This is a continuation of the project outlined in this question.
I have the following model:
class Product {
public string Id { get; set; }
public string[] Specs { get; set; }
public int CategoryId { get; set; }
}
The "Specs" array stores product specification name value pairs joined by a special character. For example if a product is colored blue the spec string would be "Color~Blue". Representing specs in this way allows querying for products having multiple spec values specified by a query. There are two principal queries that I would like to support:
- Get all products in a given category.
- Get all products in a given category which have a set of specified specs.
This works well with RavenDB. However, in addition to the products satisfying a given query I would like to return a result set which contains all spec name-value pairs for the set of products specified by the query. The spec name-value pairs should be grouped by the name and value of the spec and contain a count of products which have a given spec name-value pair. For query #1 I created the following map reduce index:
class CategorySpecGroups {
public int CategoryId { get; set; }
public string Spec { get; set; }
public int Count { get; set; }
}
public class SpecGroups_ByCategoryId : AbstractIndexCreationTask<Product, CategorySpecGroups>
{
public SpecGroups_ByCategoryId()
{
this.Map = products => from product in products
where product.Specs != null
from spec in product.Specs
select new
{
CategoryId = product.CategoryId,
Spec = spec,
Count = 1
};
this.Reduce = results => from result in results
group result by new { result.CategoryId, result.Spec } into g
select new
{
CategoryId = g.Key.CategoryId,
Spec = g.Key.Spec,
Count = g.Sum(x => x.Count)
};
}
}
I can then query this index and get all spec name-value pairs in a given category. The problem I am running into is to get the same result set but for a query which filters both by a category and a set of spec name-value pairs. When using SQL this result set would be obtained by doing a group by over a set of products filtered by category and specs. In general, this type of query is expensive but when filtering by both category and specs the product sets are normally small, though not small enough to fit into a single page - they may contain up to 1000 products. For reference, MongoDB supports a group method which can be used to achieve the same result set. This performs the ad hoc grouping server side and the performance is acceptable.
How can I get this type of result set using RavenDB?
One possible solution is to get all the products for a query and perform the grouping in memory and another option is to create a mapreduce index as above, though the challenge with this would be deducing all possible spec selections that can be made for a given category and additionally, this type of index might explode in size.
For an example, take a look at this fastener category page. The user can filter their selection by selecting attributes. When an attribute is selected it narrows the selection of products and displays the attributes within the new set of products.

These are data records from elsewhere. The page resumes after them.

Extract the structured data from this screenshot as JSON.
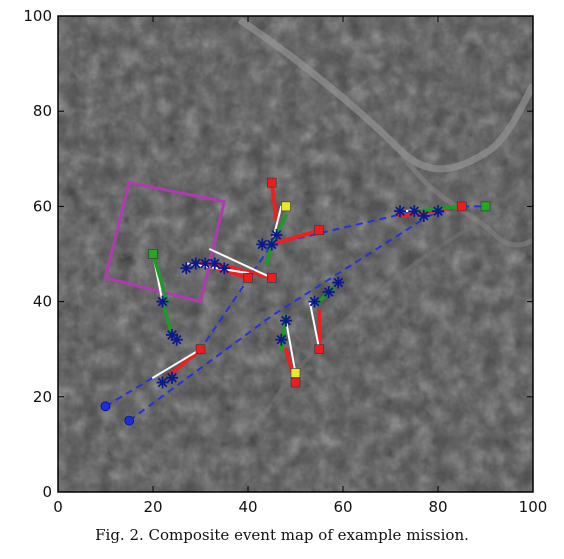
{
  "caption": "Fig. 2.   Composite event map of example mission.",
  "chart_data": {
    "type": "scatter",
    "title": "",
    "xlabel": "",
    "ylabel": "",
    "xlim": [
      0,
      100
    ],
    "ylim": [
      0,
      100
    ],
    "xticks": [
      0,
      20,
      40,
      60,
      80,
      100
    ],
    "yticks": [
      0,
      20,
      40,
      60,
      80,
      100
    ],
    "x_tick_labels": [
      "0",
      "20",
      "40",
      "60",
      "80",
      "100"
    ],
    "y_tick_labels": [
      "0",
      "20",
      "40",
      "60",
      "80",
      "100"
    ],
    "grid": false,
    "background": "grayscale satellite image",
    "search_region": [
      [
        15,
        65
      ],
      [
        35,
        61
      ],
      [
        30,
        40
      ],
      [
        10,
        45
      ]
    ],
    "start_points": [
      [
        10,
        18
      ],
      [
        15,
        15
      ]
    ],
    "planned_paths": [
      [
        [
          10,
          18
        ],
        [
          30,
          30
        ],
        [
          45,
          52
        ],
        [
          75,
          59
        ],
        [
          85,
          60
        ],
        [
          90,
          60
        ]
      ],
      [
        [
          15,
          15
        ],
        [
          45,
          37
        ],
        [
          78,
          58
        ],
        [
          85,
          60
        ]
      ]
    ],
    "green_markers": [
      [
        20,
        50
      ],
      [
        90,
        60
      ]
    ],
    "yellow_markers": [
      [
        48,
        60
      ],
      [
        50,
        25
      ]
    ],
    "red_markers": [
      [
        45,
        65
      ],
      [
        55,
        55
      ],
      [
        40,
        45
      ],
      [
        45,
        45
      ],
      [
        30,
        30
      ],
      [
        55,
        30
      ],
      [
        50,
        23
      ],
      [
        85,
        60
      ]
    ],
    "red_segments": [
      [
        [
          45,
          65
        ],
        [
          46,
          57
        ]
      ],
      [
        [
          45,
          52
        ],
        [
          55,
          55
        ]
      ],
      [
        [
          30,
          48
        ],
        [
          40,
          45
        ]
      ],
      [
        [
          33,
          48
        ],
        [
          45,
          45
        ]
      ],
      [
        [
          24,
          25
        ],
        [
          30,
          30
        ]
      ],
      [
        [
          55,
          38
        ],
        [
          55,
          30
        ]
      ],
      [
        [
          48,
          30
        ],
        [
          50,
          23
        ]
      ],
      [
        [
          72,
          58
        ],
        [
          85,
          60
        ]
      ]
    ],
    "white_segments": [
      [
        [
          20,
          50
        ],
        [
          22,
          40
        ]
      ],
      [
        [
          32,
          51
        ],
        [
          45,
          45
        ]
      ],
      [
        [
          20,
          24
        ],
        [
          30,
          30
        ]
      ],
      [
        [
          47,
          60
        ],
        [
          45,
          52
        ]
      ],
      [
        [
          53,
          40
        ],
        [
          55,
          30
        ]
      ],
      [
        [
          48,
          36
        ],
        [
          50,
          25
        ]
      ],
      [
        [
          73,
          59
        ],
        [
          85,
          60
        ]
      ],
      [
        [
          27,
          48
        ],
        [
          40,
          46
        ]
      ]
    ],
    "green_segments": [
      [
        [
          20,
          50
        ],
        [
          23,
          40
        ]
      ],
      [
        [
          22,
          40
        ],
        [
          24,
          33
        ]
      ],
      [
        [
          45,
          52
        ],
        [
          48,
          58
        ]
      ],
      [
        [
          48,
          37
        ],
        [
          47,
          30
        ]
      ],
      [
        [
          55,
          40
        ],
        [
          58,
          43
        ]
      ],
      [
        [
          75,
          59
        ],
        [
          85,
          60
        ]
      ],
      [
        [
          45,
          52
        ],
        [
          44,
          48
        ]
      ]
    ],
    "event_points": [
      [
        22,
        40
      ],
      [
        24,
        33
      ],
      [
        25,
        32
      ],
      [
        27,
        47
      ],
      [
        29,
        48
      ],
      [
        31,
        48
      ],
      [
        33,
        48
      ],
      [
        35,
        47
      ],
      [
        43,
        52
      ],
      [
        45,
        52
      ],
      [
        46,
        54
      ],
      [
        22,
        23
      ],
      [
        24,
        24
      ],
      [
        48,
        36
      ],
      [
        47,
        32
      ],
      [
        54,
        40
      ],
      [
        57,
        42
      ],
      [
        59,
        44
      ],
      [
        72,
        59
      ],
      [
        75,
        59
      ],
      [
        77,
        58
      ],
      [
        80,
        59
      ]
    ]
  }
}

This type of interaction is typically called faceted search.
EDIT
In the meantime, I will be attempting a solution using Solr as they support faceted search out of the box.
EDIT 2
It appears that RavenDB also supports faceted search (which of course makes sense, indexes are stored by Lucene just like Solr). I will be exploring this and post updates.
EDIT 3
The RavenDB faceted search functionality works as expected. I store a facet setup document for each category ID which is used to calculate facets for a query within a given category. The issue I am having now is performance. For a collection of 500k products with 4500 distinct categories resulting in 4500 facet setup documents a query by category id takes about 16 seconds when also querying for facets and about 0.05 seconds when not querying for facets. The particular category tested contains about 6k products, 23 distinct facets and 2k distinct facet name-range combinations. After looking at the code in FacetedQueryRunner it appears a facets query will result in a Lucene query for every facet name-value combination to get the counts, as a well as a query for each facet name to get the terms. One problem with the implementation is that it will retrieve all the distinct terms for a given facet name regardless of the query, which in most cases will significantly reduce the number of terms for a facet and therefore reduce the number of Lucene queries. One way to improve performance here would be to store a MapReduce computed result set (as shown above) for each facet setup document which could then be queried to get all the distinct terms when further filtering by facets. The overall performance however may still be too slow.